Chi ha letto i post su Facebook ha assistito a uno sfogo collettivo. Ma non uno sfogo isterico, uno sfogo consapevole, lucido, profondamente indignato.
C’è chi ha parlato del proprio cane avvelenato, chi delle “cene tru crime”, chi degli imbarazzanti silenzi istituzionali.
C’è chi ha scritto: “Io voterò solo chi lo manderà in galera”, e chi ha aggiunto: “Sono quelli che votate da trent’anni e voterete ancora”.
C’è chi ha chiesto: “Non vi vergognate?”, e chi ha ricordato: “La Repubblica più antica del mondo merita verità”.
E poi c’è la frase che, più di tutte, è rimbalzata tra i commenti:
“Chi tace, acconsente.”
Questa volta, però, a tacere non sono i cittadini. Sono i politici. E questo silenzio dice più di mille insulsi e noiosi comunicati stampa.
Sappiamo tutti che Cellarosi, da solo, non avrebbe potuto durare tanto. Non si resta impuniti per quasi 15 anni in un Paese piccolo come San Marino senza una rete di protezione, senza “agganci”, senza chi ti spiana la strada o ti toglie dai guai. Lo sappiamo. E lo sanno anche quelli che oggi stanno zitti.
Chi sono? Quali Segretari di Stato, ex Consiglieri, dirigenti pubblici o amministratori locali hanno partecipato a quelle cene? Chi ha chiuso gli occhi? Chi ha scelto di non denunciare? Chi ha addirittura beneficiato – direttamente o indirettamente – di quel sistema?
Quello che è emerso in questi ultimi tempi va oltre il singolo caso. Ci parla di un sistema malato, dove chi ha potere può fare tutto, mentre il cittadino onesto viene deriso, ignorato, accusato persino di esagerare se non peggio.
Ci parla di un Paese dove la protezione politica vale più della verità, dove i rapporti personali contano più della giustizia, dove una vita – anche quella di un animale – vale poco, se a toglierla è uno “intoccabile”.
Eppure, qualcosa si è rotto, la voce dei cittadini è più forte di quella delle stanze putride del potere. Quegli stessi cittadini che li hanno votati ora possono realmente tirarli giù dal loro trono dorato.

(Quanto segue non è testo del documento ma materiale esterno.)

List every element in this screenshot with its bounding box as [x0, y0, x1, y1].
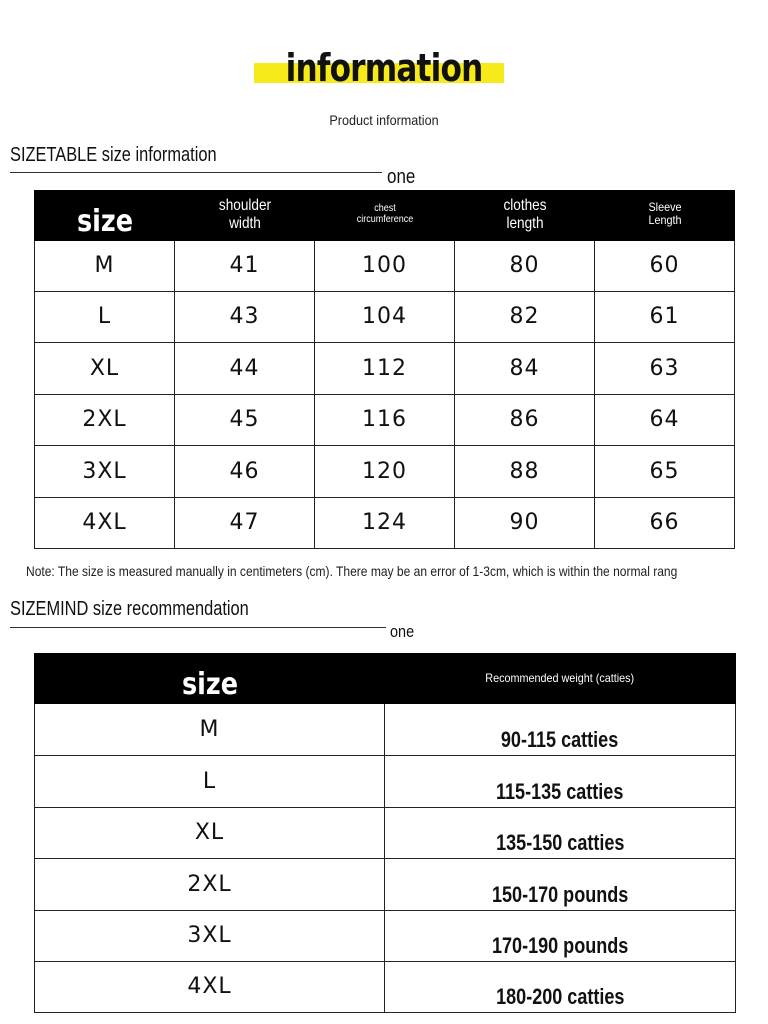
weight-cell: 180-200 catties	[385, 961, 736, 1012]
col-header-size: size	[35, 191, 175, 241]
size-cell: M	[35, 703, 385, 755]
shoulder-cell: 46	[175, 445, 315, 497]
table-row	[35, 961, 736, 1012]
chest-cell: 124	[315, 497, 455, 548]
size-recommendation-heading: SIZEMIND size recommendation	[10, 598, 249, 620]
length-cell: 80	[455, 240, 595, 291]
chest-cell: 100	[315, 240, 455, 291]
chest-cell: 104	[315, 291, 455, 342]
size-table-header-row	[35, 191, 735, 241]
table-row	[35, 807, 736, 858]
shoulder-cell: 44	[175, 342, 315, 394]
size-cell: L	[35, 291, 175, 342]
table-row	[35, 445, 735, 497]
weight-cell: 135-150 catties	[385, 807, 736, 858]
size-cell: 2XL	[35, 858, 385, 910]
sleeve-cell: 63	[595, 342, 735, 394]
col-header-recommended-weight: Recommended weight (catties)	[385, 654, 736, 704]
table-row	[35, 342, 735, 394]
size-table-unit-label: one	[387, 166, 416, 188]
table-row	[35, 755, 736, 807]
col-header-shoulder-width: shoulder width	[175, 191, 315, 241]
table-row	[35, 858, 736, 910]
length-cell: 84	[455, 342, 595, 394]
table-row	[35, 394, 735, 445]
size-table-heading-rule	[10, 172, 382, 173]
size-cell: 2XL	[35, 394, 175, 445]
size-cell: L	[35, 755, 385, 807]
size-cell: 4XL	[35, 961, 385, 1012]
shoulder-cell: 45	[175, 394, 315, 445]
col-header-chest: chest circumference	[315, 191, 455, 241]
table-row	[35, 910, 736, 961]
sleeve-cell: 65	[595, 445, 735, 497]
size-recommendation-table	[34, 653, 736, 1013]
chest-cell: 116	[315, 394, 455, 445]
col-header-size: size	[35, 654, 385, 704]
size-table-heading: SIZETABLE size information	[10, 144, 217, 166]
page-subtitle: Product information	[329, 112, 439, 128]
size-cell: XL	[35, 342, 175, 394]
size-table	[34, 190, 735, 549]
shoulder-cell: 43	[175, 291, 315, 342]
size-cell: XL	[35, 807, 385, 858]
sleeve-cell: 61	[595, 291, 735, 342]
size-cell: 4XL	[35, 497, 175, 548]
size-cell: 3XL	[35, 910, 385, 961]
table-row	[35, 497, 735, 548]
title-wrap	[0, 44, 768, 92]
col-header-sleeve-length: Sleeve Length	[595, 191, 735, 241]
table-row	[35, 240, 735, 291]
recommendation-header-row	[35, 654, 736, 704]
weight-cell: 150-170 pounds	[385, 858, 736, 910]
chest-cell: 120	[315, 445, 455, 497]
shoulder-cell: 47	[175, 497, 315, 548]
weight-cell: 170-190 pounds	[385, 910, 736, 961]
length-cell: 90	[455, 497, 595, 548]
length-cell: 88	[455, 445, 595, 497]
sleeve-cell: 60	[595, 240, 735, 291]
weight-cell: 90-115 catties	[385, 703, 736, 755]
length-cell: 82	[455, 291, 595, 342]
size-recommendation-unit-label: one	[390, 622, 415, 641]
shoulder-cell: 41	[175, 240, 315, 291]
size-recommendation-heading-rule	[10, 627, 386, 628]
measurement-note: Note: The size is measured manually in centimeters (cm). There may be an error of 1-3cm, which is within the normal rang	[26, 563, 678, 579]
length-cell: 86	[455, 394, 595, 445]
size-cell: M	[35, 240, 175, 291]
page-title: information	[285, 46, 483, 90]
sleeve-cell: 66	[595, 497, 735, 548]
col-header-clothes-length: clothes length	[455, 191, 595, 241]
chest-cell: 112	[315, 342, 455, 394]
table-row	[35, 291, 735, 342]
sleeve-cell: 64	[595, 394, 735, 445]
table-row	[35, 703, 736, 755]
weight-cell: 115-135 catties	[385, 755, 736, 807]
size-cell: 3XL	[35, 445, 175, 497]
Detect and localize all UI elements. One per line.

Ora è il momento delle risposte. E non basta che le diano i magistrati. Le deve dare anche la politica, quella seria e che non ha mai avuto a che fare con Cellarosi. Non possiamo più tollerare il silenzio. Non possiamo più accettare che, in un Paese di 35.000 anime, non si sappia chi proteggeva chi. Noi continueremo. A scrivere. A chiedere. A pubblicare. Perché questa inchiesta non si chiude finché non sarà fatta chiarezza.
Chi ha visto, parli. Chi sa, si esponga. E chi ha sbagliato, paghi.

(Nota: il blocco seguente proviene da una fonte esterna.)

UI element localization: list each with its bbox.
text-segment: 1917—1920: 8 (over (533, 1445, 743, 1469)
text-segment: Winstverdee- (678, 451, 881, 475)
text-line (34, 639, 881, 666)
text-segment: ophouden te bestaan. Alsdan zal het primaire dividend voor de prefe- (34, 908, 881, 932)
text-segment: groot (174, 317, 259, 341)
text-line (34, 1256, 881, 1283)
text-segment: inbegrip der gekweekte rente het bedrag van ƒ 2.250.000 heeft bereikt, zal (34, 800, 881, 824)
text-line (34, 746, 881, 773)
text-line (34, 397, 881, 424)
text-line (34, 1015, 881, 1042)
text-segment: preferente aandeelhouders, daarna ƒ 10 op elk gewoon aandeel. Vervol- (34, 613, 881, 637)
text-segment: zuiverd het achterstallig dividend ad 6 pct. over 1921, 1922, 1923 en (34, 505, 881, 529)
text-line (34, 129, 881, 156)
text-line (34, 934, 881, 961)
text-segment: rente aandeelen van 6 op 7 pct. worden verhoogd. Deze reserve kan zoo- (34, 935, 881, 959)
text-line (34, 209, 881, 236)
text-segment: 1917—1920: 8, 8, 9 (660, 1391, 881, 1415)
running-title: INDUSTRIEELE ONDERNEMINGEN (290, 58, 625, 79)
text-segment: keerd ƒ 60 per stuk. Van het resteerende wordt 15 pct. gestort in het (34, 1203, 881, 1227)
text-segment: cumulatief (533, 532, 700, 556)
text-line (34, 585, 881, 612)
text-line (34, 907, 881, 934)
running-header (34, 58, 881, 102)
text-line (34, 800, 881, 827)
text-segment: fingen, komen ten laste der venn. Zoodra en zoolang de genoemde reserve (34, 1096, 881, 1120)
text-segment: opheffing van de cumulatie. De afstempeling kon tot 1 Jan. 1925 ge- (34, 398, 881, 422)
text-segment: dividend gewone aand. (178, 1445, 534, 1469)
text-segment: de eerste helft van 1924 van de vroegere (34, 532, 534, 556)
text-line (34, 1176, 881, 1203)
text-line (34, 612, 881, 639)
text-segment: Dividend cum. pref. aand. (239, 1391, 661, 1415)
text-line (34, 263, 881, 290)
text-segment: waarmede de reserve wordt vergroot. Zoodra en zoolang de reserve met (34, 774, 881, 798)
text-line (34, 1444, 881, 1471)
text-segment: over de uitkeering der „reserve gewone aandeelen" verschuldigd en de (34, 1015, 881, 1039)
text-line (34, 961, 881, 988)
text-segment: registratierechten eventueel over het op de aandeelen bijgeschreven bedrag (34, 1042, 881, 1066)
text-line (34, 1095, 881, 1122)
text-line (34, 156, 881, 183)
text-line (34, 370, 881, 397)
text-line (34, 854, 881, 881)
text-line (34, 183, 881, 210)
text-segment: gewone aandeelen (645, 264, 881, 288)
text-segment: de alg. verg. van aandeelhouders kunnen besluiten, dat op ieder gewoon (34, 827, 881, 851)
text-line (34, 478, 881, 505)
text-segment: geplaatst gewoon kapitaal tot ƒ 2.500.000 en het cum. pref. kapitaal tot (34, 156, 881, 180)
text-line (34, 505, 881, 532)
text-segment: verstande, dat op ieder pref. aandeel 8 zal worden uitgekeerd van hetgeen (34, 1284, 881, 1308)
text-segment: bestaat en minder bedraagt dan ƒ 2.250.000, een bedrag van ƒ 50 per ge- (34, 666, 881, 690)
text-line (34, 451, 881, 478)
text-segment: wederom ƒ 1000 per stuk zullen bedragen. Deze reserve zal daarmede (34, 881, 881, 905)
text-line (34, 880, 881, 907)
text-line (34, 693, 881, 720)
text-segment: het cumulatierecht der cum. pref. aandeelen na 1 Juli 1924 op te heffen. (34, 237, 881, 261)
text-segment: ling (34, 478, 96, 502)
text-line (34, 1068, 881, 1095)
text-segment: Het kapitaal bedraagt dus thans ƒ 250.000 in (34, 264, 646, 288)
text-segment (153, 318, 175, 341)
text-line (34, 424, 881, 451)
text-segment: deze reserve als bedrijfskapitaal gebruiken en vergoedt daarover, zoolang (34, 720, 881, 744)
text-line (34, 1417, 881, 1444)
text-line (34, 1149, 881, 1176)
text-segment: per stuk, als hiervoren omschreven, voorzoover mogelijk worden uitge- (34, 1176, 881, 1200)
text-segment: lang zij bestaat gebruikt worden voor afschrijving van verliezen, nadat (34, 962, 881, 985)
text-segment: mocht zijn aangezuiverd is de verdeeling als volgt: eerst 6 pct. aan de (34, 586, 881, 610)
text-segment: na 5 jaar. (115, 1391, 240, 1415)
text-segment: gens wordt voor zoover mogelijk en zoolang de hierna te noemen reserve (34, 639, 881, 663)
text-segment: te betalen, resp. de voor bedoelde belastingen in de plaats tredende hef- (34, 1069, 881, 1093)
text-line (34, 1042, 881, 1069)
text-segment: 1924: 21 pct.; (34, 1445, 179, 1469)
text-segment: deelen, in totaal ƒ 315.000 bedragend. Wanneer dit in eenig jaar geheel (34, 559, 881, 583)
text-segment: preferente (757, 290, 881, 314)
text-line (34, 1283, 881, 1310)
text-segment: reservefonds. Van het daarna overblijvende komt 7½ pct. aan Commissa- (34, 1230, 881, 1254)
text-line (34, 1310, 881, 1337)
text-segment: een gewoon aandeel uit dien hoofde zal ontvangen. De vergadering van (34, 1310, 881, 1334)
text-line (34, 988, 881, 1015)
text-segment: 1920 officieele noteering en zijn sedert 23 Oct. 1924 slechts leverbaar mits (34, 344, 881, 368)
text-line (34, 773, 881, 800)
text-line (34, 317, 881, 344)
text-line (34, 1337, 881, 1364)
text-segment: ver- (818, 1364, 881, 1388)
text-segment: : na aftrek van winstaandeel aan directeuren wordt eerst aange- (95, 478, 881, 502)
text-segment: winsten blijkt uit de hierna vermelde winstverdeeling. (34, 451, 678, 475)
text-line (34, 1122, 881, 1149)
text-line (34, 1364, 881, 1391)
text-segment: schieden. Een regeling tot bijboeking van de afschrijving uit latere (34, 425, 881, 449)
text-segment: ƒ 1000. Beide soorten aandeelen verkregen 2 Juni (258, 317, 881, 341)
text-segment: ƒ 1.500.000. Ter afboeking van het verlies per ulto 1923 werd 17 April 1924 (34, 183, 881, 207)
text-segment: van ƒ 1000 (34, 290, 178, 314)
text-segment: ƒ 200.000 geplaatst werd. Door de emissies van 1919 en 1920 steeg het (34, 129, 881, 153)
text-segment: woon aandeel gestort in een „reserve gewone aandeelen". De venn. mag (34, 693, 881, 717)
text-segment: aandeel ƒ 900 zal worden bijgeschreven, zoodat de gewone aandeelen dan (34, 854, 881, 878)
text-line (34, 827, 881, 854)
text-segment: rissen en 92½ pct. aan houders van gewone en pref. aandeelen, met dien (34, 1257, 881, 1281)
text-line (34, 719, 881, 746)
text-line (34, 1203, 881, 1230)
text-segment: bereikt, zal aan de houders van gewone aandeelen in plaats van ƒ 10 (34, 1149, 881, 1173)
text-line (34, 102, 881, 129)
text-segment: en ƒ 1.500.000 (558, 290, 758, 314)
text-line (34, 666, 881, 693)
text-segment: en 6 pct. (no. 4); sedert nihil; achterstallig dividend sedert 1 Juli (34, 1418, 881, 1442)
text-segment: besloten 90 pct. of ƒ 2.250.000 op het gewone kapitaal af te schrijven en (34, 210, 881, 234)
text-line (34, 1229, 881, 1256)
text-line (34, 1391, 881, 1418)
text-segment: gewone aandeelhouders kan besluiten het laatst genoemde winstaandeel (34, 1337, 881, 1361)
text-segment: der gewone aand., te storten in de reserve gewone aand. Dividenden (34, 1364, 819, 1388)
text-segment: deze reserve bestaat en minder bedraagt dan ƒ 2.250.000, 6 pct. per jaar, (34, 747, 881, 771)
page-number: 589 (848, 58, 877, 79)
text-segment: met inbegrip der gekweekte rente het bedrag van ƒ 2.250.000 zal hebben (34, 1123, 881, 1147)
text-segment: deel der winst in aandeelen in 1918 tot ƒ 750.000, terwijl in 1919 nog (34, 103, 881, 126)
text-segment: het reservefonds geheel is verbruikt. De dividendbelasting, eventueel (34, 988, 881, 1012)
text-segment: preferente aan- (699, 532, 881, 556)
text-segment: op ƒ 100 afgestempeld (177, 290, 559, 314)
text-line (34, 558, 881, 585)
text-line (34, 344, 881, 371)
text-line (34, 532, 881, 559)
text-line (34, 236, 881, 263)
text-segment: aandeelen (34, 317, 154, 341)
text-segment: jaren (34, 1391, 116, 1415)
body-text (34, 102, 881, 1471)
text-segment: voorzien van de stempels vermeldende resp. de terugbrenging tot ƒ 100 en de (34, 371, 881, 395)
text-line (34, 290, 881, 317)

Perché, come hanno scritto in molti:
“Questa volta non ci accontenteremo delle briciole. Vogliamo la verità. Tutta.”
Ed il nome di quei politici, segretari di partito e di stato che hanno gozzovigliato con Cellarosi, il presunto killer dei cani, mentre quegli stessi cani, i nostri fedeli amici agonizzavano e morivano tra fortissimi dolori.
Tutto questo è ripugnante e bisogna andare fino in fondo.